Commodore Amiga and Atari ST were 16-bit 68000 chips.

The BBC Micro was 8 bit and a 6502 chip, that era had at least the following:

BBC Atom, Micro, Electron, Master

Commodore Pet, Vic32, Commodore 64

Atari 400/800 XL

Tandy TRS80

Oric Atmos

Sinclair ZX80, 81, Spectrum, QL

Amstrad CPC 464

Dragon 32/64

MSX machines

dcminter 3 days ago | parent | next [-]

The Sinclair QL was a 68k machine, not an 8-bit (and famously what Linus Torvalds had before he got a 386 based PC).

Edit: 8-bit data bus though, which I didn't know until reading up on the Motorola 68008 just now! Trust Uncle Clive to cheap-out as usual...

I cut my teeth on a ZX81 and even had a Spectrum +3 later on - that was the last gasp of the 8-bit Z80 Sinclair line, although the IP was owned by Amstrad by then.

JdeBP 3 days ago | parent [-]

The QL indeed had a 68008, and at the time there was a lot of debate about what bitness it really was. Bit the real cheapskatery was the microdrives.

lproven 3 days ago | parent | prev [-]

I am not sure what your point is here.

You miscategorize most of the lines in this list.

> Commodore Amiga and Atari ST were 16-bit 68000 chips.

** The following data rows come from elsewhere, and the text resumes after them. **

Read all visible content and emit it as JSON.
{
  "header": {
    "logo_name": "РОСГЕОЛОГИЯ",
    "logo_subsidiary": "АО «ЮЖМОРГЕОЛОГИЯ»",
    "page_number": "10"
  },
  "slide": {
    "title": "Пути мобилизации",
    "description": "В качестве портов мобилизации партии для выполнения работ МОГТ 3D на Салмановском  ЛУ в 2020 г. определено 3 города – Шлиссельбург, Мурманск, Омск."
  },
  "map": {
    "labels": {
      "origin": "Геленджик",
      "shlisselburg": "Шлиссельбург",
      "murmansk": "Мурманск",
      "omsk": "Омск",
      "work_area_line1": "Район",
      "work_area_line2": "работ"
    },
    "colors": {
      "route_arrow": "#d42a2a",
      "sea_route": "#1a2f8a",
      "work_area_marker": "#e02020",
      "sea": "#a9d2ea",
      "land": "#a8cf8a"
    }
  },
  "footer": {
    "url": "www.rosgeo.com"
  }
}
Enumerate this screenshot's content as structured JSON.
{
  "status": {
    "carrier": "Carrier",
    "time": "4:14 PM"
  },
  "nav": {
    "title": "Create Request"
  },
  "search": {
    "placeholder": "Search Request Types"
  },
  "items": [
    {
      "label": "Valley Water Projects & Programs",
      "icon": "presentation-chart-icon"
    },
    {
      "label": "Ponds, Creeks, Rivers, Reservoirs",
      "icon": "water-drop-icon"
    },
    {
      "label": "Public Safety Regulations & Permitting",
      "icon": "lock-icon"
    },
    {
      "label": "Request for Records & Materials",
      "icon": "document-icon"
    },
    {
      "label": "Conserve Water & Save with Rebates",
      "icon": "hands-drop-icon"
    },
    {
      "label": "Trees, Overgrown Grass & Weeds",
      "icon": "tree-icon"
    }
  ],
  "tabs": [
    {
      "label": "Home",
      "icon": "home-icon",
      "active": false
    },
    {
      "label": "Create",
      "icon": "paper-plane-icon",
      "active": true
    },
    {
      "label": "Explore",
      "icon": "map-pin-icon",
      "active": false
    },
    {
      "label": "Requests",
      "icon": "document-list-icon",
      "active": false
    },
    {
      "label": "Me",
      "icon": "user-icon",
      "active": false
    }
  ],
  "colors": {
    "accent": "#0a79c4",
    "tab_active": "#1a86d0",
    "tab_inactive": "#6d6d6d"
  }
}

And the Mac which outsold both in the long run.

You missed:

Sinclair QL -- also a MC 680x0.

> The BBC Micro was 8 bit and a 6502 chip, that era had at least the following:

> BBC Atom, Micro, Electron, Master

> Commodore Pet, Vic32, Commodore 64

> Atari 400/800 XL

All 6502, yes. But you missed:

> Oric Atmos

Then you do not have a category for Zilog kit.

Powered by the Z80:

> Tandy TRS80

> Sinclair ZX80, 81, Spectrum, QL

Not the QL, no.

> Amstrad CPC 464

> MSX machines

Then another error. This line:

> Dragon 32/64

Is neither 6502 nor Z80. It is a Motorola 6809, along with 1 model of TRS-80.

Given this confusion I am not sure what you were trying to say.